The term acute applies to something that has happened recently (within the past few days). Also known as a “twisted ankle”, an ankle sprain normally involves the ligaments of the ankle being stretched, sprained or completely torn.
What are the symptoms of acute ankle sprain?
Pain is often the first symptom and you will find yourself limping to take the weight off your foot.
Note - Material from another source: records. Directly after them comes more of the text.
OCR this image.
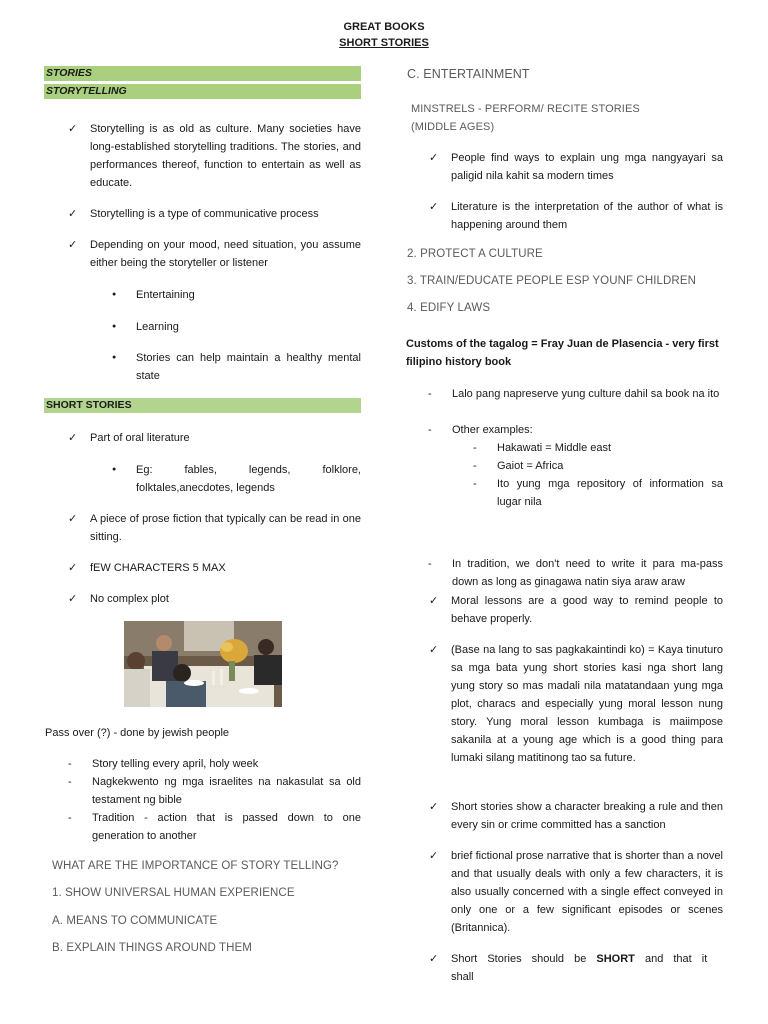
GREAT BOOKS
SHORT STORIES
STORIES
STORYTELLING
✓ Storytelling is as old as culture. Many societies have long-established storytelling traditions. The stories, and performances thereof, function to entertain as well as educate.
✓ Storytelling is a type of communicative process
✓ Depending on your mood, need situation, you assume either being the storyteller or listener
● Entertaining
● Learning
● Stories can help maintain a healthy mental state
SHORT STORIES
✓ Part of oral literature
● Eg: fables, legends, folklore, folktales,anecdotes, legends
✓ A piece of prose fiction that typically can be read in one sitting.
✓ fEW CHARACTERS 5 MAX
✓ No complex plot
Pass over (?) - done by jewish people
- Story telling every april, holy week
- Nagkekwento ng mga israelites na nakasulat sa old testament ng bible
- Tradition - action that is passed down to one generation to another
WHAT ARE THE IMPORTANCE OF STORY TELLING?
1. SHOW UNIVERSAL HUMAN EXPERIENCE
A. MEANS TO COMMUNICATE
B. EXPLAIN THINGS AROUND THEM
C. ENTERTAINMENT
MINSTRELS - PERFORM/ RECITE STORIES (MIDDLE AGES)
✓ People find ways to explain ung mga nangyayari sa paligid nila kahit sa modern times
✓ Literature is the interpretation of the author of what is happening around them
2. PROTECT A CULTURE
3. TRAIN/EDUCATE PEOPLE ESP YOUNF CHILDREN
4. EDIFY LAWS
Customs of the tagalog = Fray Juan de Plasencia - very first filipino history book
- Lalo pang napreserve yung culture dahil sa book na ito
- Other examples:
- Hakawati = Middle east
- Gaiot = Africa
- Ito yung mga repository of information sa lugar nila
- In tradition, we don't need to write it para ma-pass down as long as ginagawa natin siya araw araw
✓ Moral lessons are a good way to remind people to behave properly.
✓ (Base na lang to sas pagkakaintindi ko) = Kaya tinuturo sa mga bata yung short stories kasi nga short lang yung story so mas madali nila matatandaan yung mga plot, characs and especially yung moral lesson nung story. Yung moral lesson kumbaga is maiimpose sakanila at a young age which is a good thing para lumaki silang matitinong tao sa future.
✓ Short stories show a character breaking a rule and then every sin or crime committed has a sanction
✓ brief fictional prose narrative that is shorter than a novel and that usually deals with only a few characters, it is also usually concerned with a single effect conveyed in only one or a few significant episodes or scenes (Britannica).
✓ Short Stories should be SHORT and that it shall
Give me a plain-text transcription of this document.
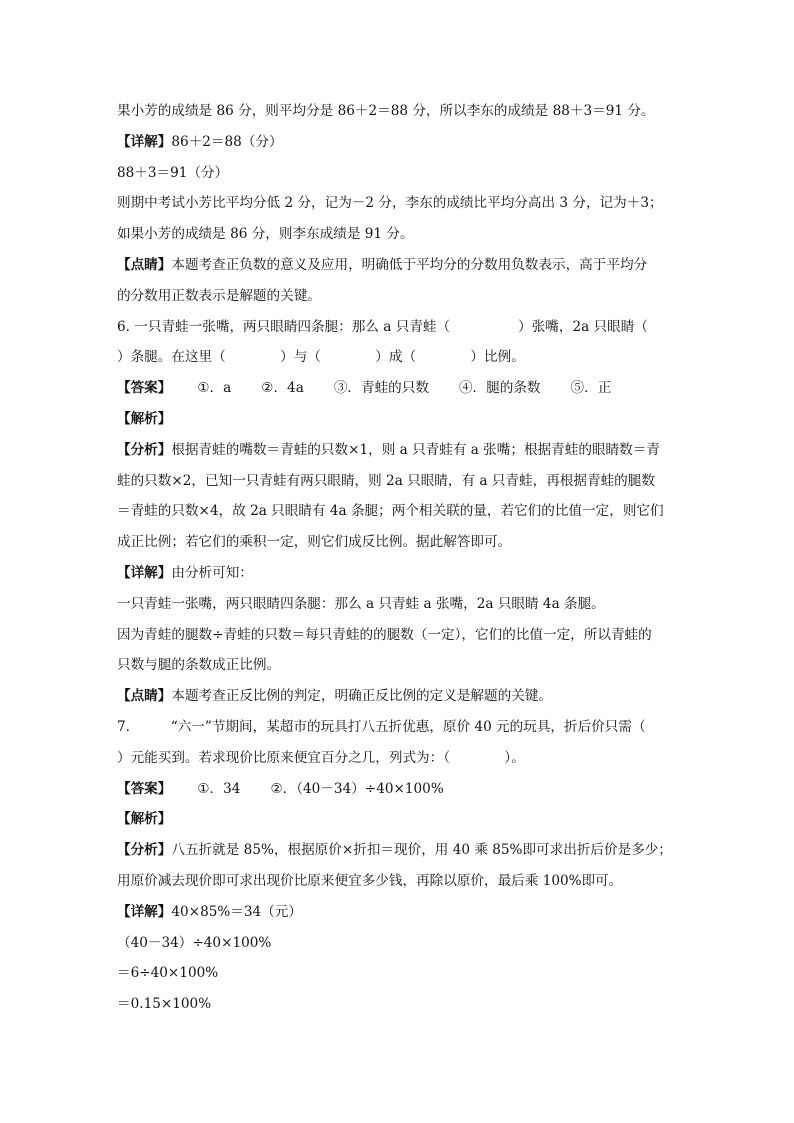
果小芳的成绩是 86 分，则平均分是 86＋2＝88 分，所以李东的成绩是 88＋3＝91 分。
【详解】86＋2＝88（分）
88＋3＝91（分）
则期中考试小芳比平均分低 2 分，记为－2 分，李东的成绩比平均分高出 3 分，记为＋3；
如果小芳的成绩是 86 分，则李东成绩是 91 分。
【点睛】本题考查正负数的意义及应用，明确低于平均分的分数用负数表示，高于平均分
的分数用正数表示是解题的关键。
6. 一只青蛙一张嘴，两只眼睛四条腿：那么 a 只青蛙（　　　　　）张嘴，2a 只眼睛（
）条腿。在这里（　　　　）与（　　　　）成（　　　　）比例。
【答案】 ①．a ②．4a ③．青蛙的只数 ④．腿的条数 ⑤．正
【解析】
【分析】根据青蛙的嘴数＝青蛙的只数×1，则 a 只青蛙有 a 张嘴；根据青蛙的眼睛数＝青
蛙的只数×2，已知一只青蛙有两只眼睛，则 2a 只眼睛，有 a 只青蛙，再根据青蛙的腿数
＝青蛙的只数×4，故 2a 只眼睛有 4a 条腿；两个相关联的量，若它们的比值一定，则它们
成正比例；若它们的乘积一定，则它们成反比例。据此解答即可。
【详解】由分析可知：
一只青蛙一张嘴，两只眼睛四条腿：那么 a 只青蛙 a 张嘴，2a 只眼睛 4a 条腿。
因为青蛙的腿数÷青蛙的只数＝每只青蛙的的腿数（一定），它们的比值一定，所以青蛙的
只数与腿的条数成正比例。
【点睛】本题考查正反比例的判定，明确正反比例的定义是解题的关键。
7.　　　“六一”节期间，某超市的玩具打八五折优惠，原价 40 元的玩具，折后价只需（
）元能买到。若求现价比原来便宜百分之几，列式为：（　　　　）。
【答案】 ①．34 ②．（40－34）÷40×100%
【解析】
【分析】八五折就是 85%，根据原价×折扣＝现价，用 40 乘 85%即可求出折后价是多少；
用原价减去现价即可求出现价比原来便宜多少钱，再除以原价，最后乘 100%即可。
【详解】40×85%＝34（元）
（40－34）÷40×100%
＝6÷40×100%
＝0.15×100%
As time progresses the foot may become swollen and depending upon the extent of the injury you may see some bruising around the ankle and even down to the toes.
How can ankle sprain occur?
Ankle sprains ‘normally’ happen in one of two ways.
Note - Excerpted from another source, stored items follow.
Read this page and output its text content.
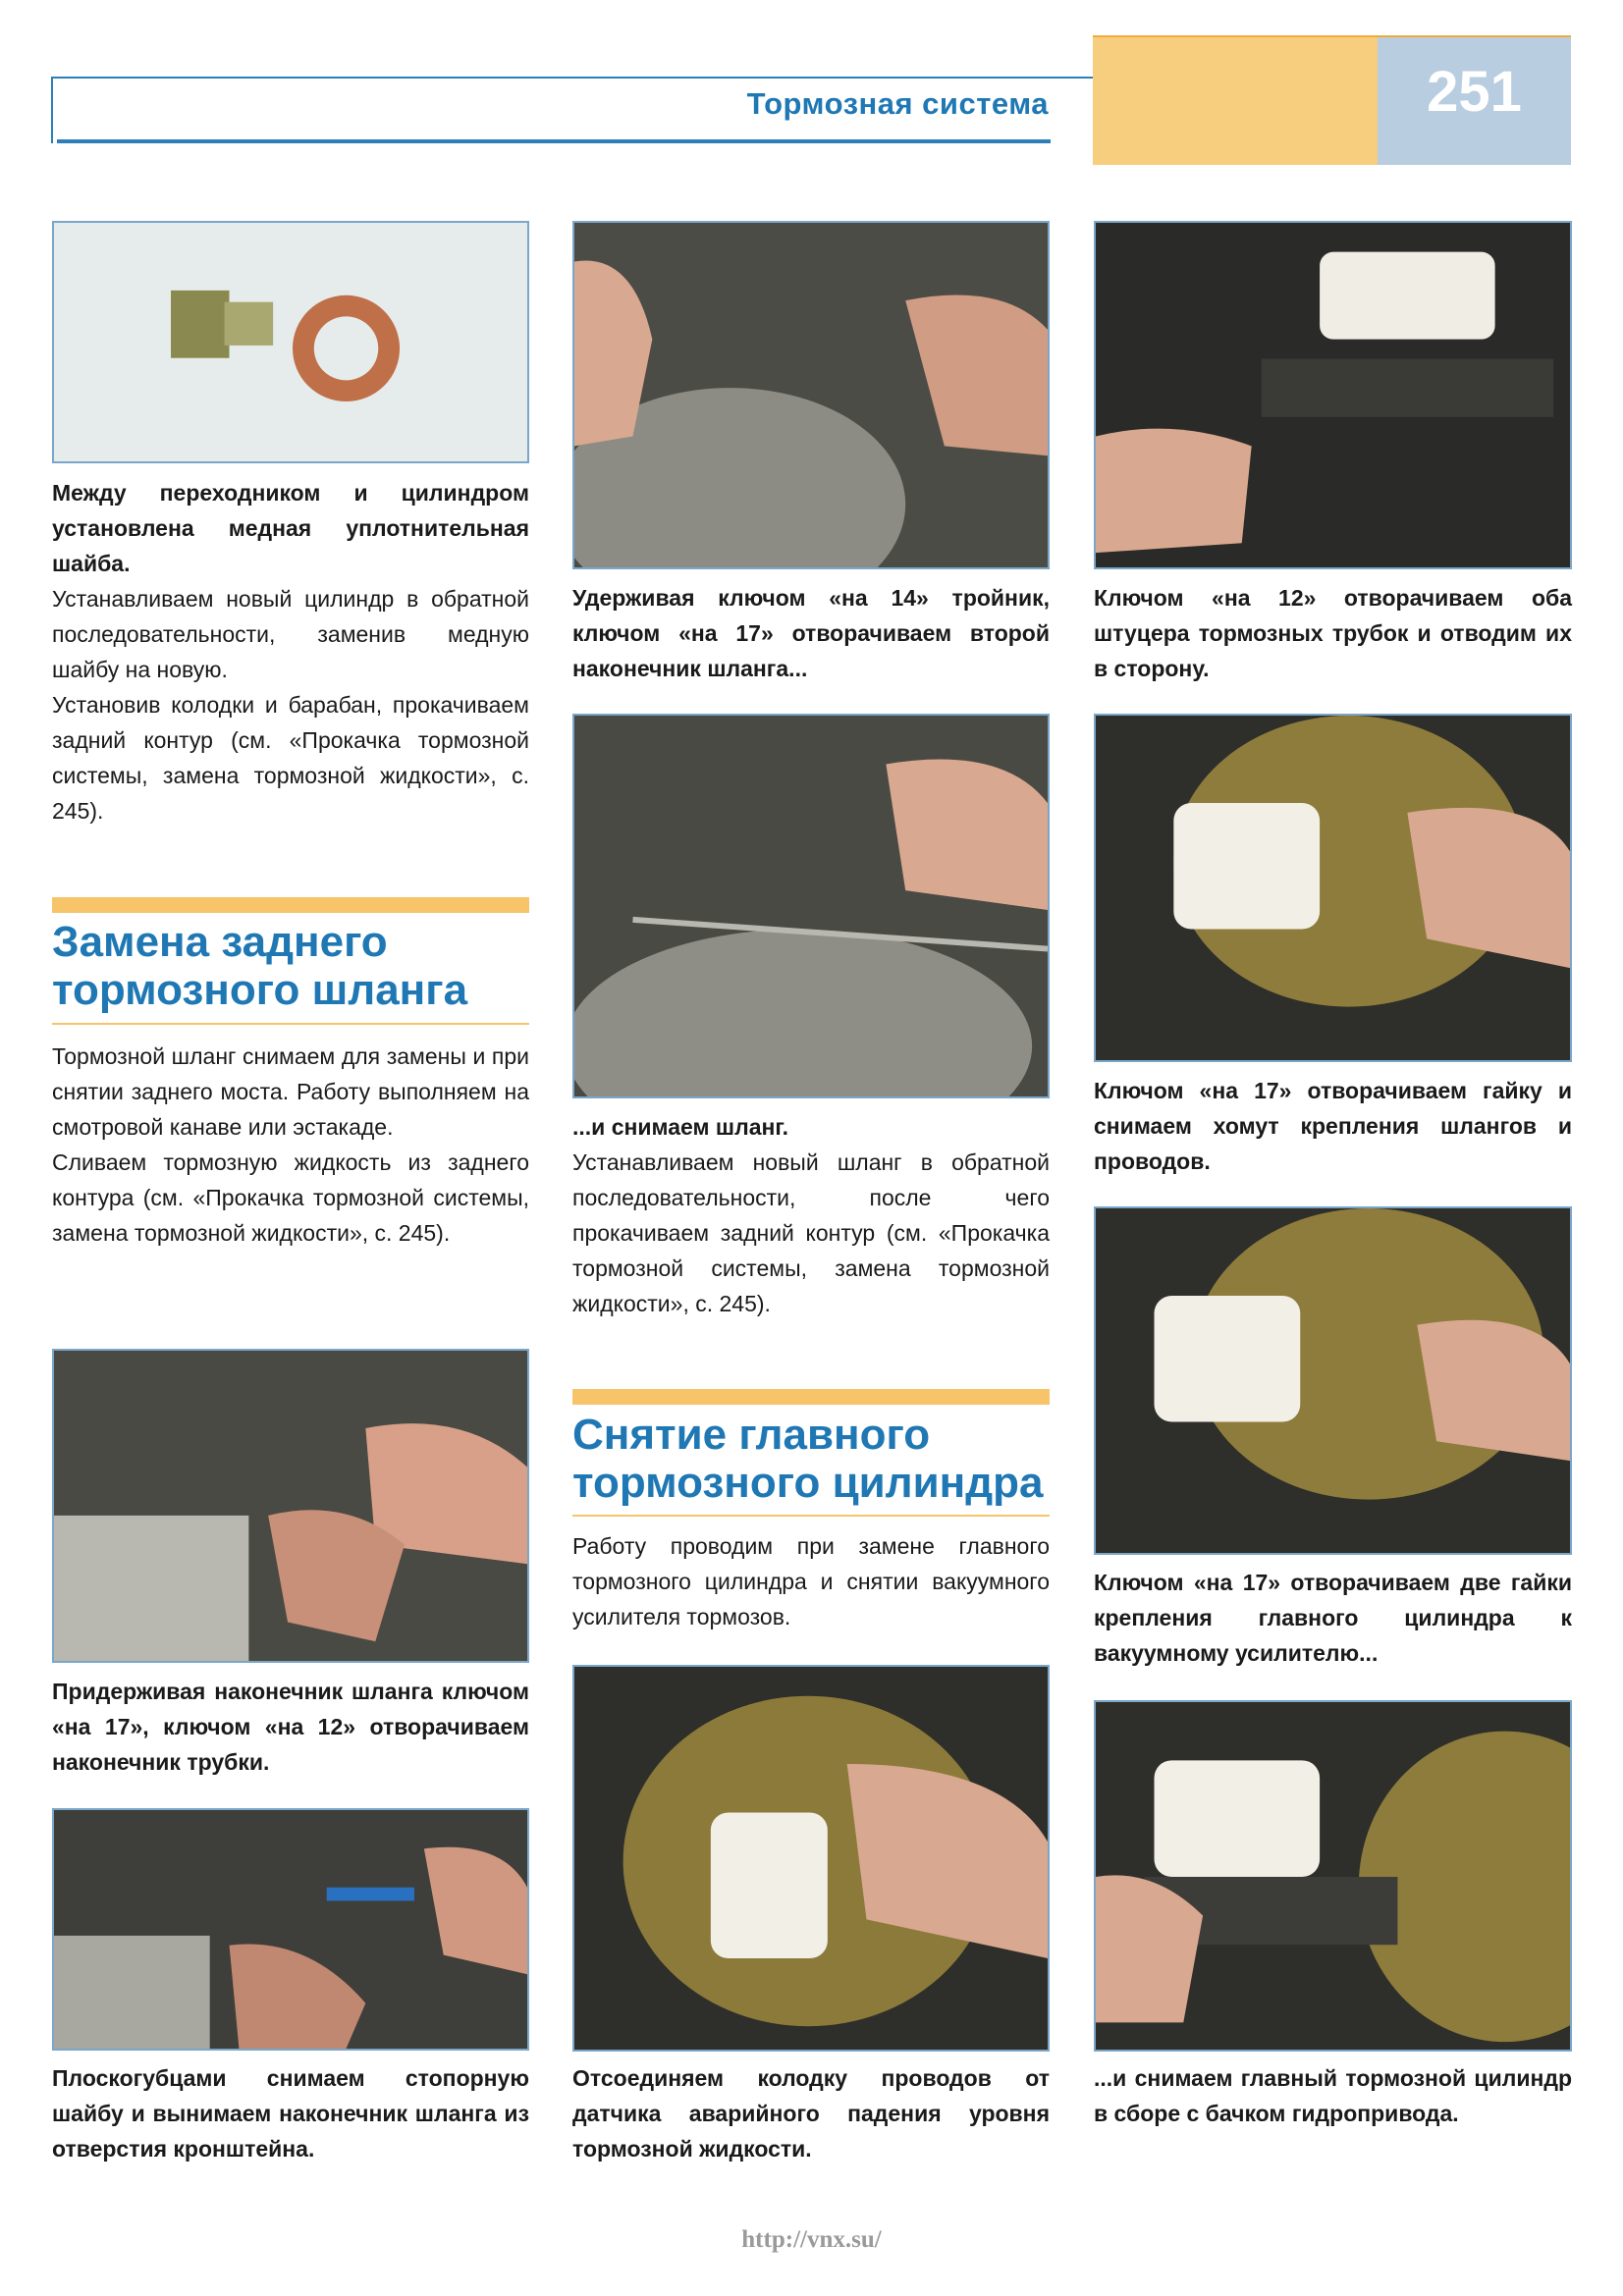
Тормозная система	251

Между переходником и цилиндром установлена медная уплотнительная шайба.

Устанавливаем новый цилиндр в обратной последовательности, заменив медную шайбу на новую.

Установив колодки и барабан, прокачиваем задний контур (см. «Прокачка тормозной системы, замена тормозной жидкости», с. 245).

Замена заднего
тормозного шланга

Тормозной шланг снимаем для замены и при снятии заднего моста. Работу выполняем на смотровой канаве или эстакаде.

Сливаем тормозную жидкость из заднего контура (см. «Прокачка тормозной системы, замена тормозной жидкости», с. 245).

Придерживая наконечник шланга ключом «на 17», ключом «на 12» отворачиваем наконечник трубки.
Плоскогубцами снимаем стопорную шайбу и вынимаем наконечник шланга из отверстия кронштейна.
Удерживая ключом «на 14» тройник, ключом «на 17» отворачиваем второй наконечник шланга...

...и снимаем шланг.

Устанавливаем новый шланг в обратной последовательности, после чего прокачиваем задний контур (см. «Прокачка тормозной системы, замена тормозной жидкости», с. 245).

Снятие главного
тормозного цилиндра
Работу проводим при замене главного тормозного цилиндра и снятии вакуумного усилителя тормозов.
Отсоединяем колодку проводов от датчика аварийного падения уровня тормозной жидкости.
Ключом «на 12» отворачиваем оба штуцера тормозных трубок и отводим их в сторону.
Ключом «на 17» отворачиваем гайку и снимаем хомут крепления шлангов и проводов.
Ключом «на 17» отворачиваем две гайки крепления главного цилиндра к вакуумному усилителю...
...и снимаем главный тормозной цилиндр в сборе с бачком гидропривода.
http://vnx.su/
- Walking on uneven ground, minding your own business, you might slip or miss your footing causing your ankle to turn in wards.
- Sports injury – either by a rapid change of direction or by coming into contact with another player while your foot is planted on the ground.
How to improve ankle sprain
The key with any acute injury is getting the correct treatment as soon as possible.
- Use ice to control the pain and swelling
- Wait 48 hours before taking anti-inflammatory medication (ibuprofen) to allow the body to start the healing process
- Use heat – this will cause blood vessels to expand and increase bleeding in the area.
- Continue to play sports – trying to play through an injury will only lead to reduced performance and ultimately you may have a much longer time away from sports as the injury just doesn’t heal.
Seated heel raise – when sitting keep your toes in contact with the ground and lift your heels up and down. This should be pain free and is intended to keep the calf muscles active which act as a pump to remove the swelling and bruising from the area.
Write the alphabet with your ankle – as it sounds, lift your foot off the floor and pretend you are writing the alphabet, or your name, with your foot. This is intended to keep the ankle joint from becoming stiff. The action will also help to move the swelling along, as the previous exercise.
Single leg stand – Every time you are waiting for the kettle to boil or brushing your teeth, stand on one leg and practice your balance. This will help prevent a similar injury happening in the future.
This is an injury that is best being assessed by a physio as soon as possible. You may only require one session but a thorough assessment will give you the confidence to return to normal activity much sooner. On rare occasions the ligaments may be completely torn and require surgical intervention. There is also the possibility that a bone in the ankle could be broken. A physiotherapist will be able to assess for this and refer you to the right medical practitioner if required.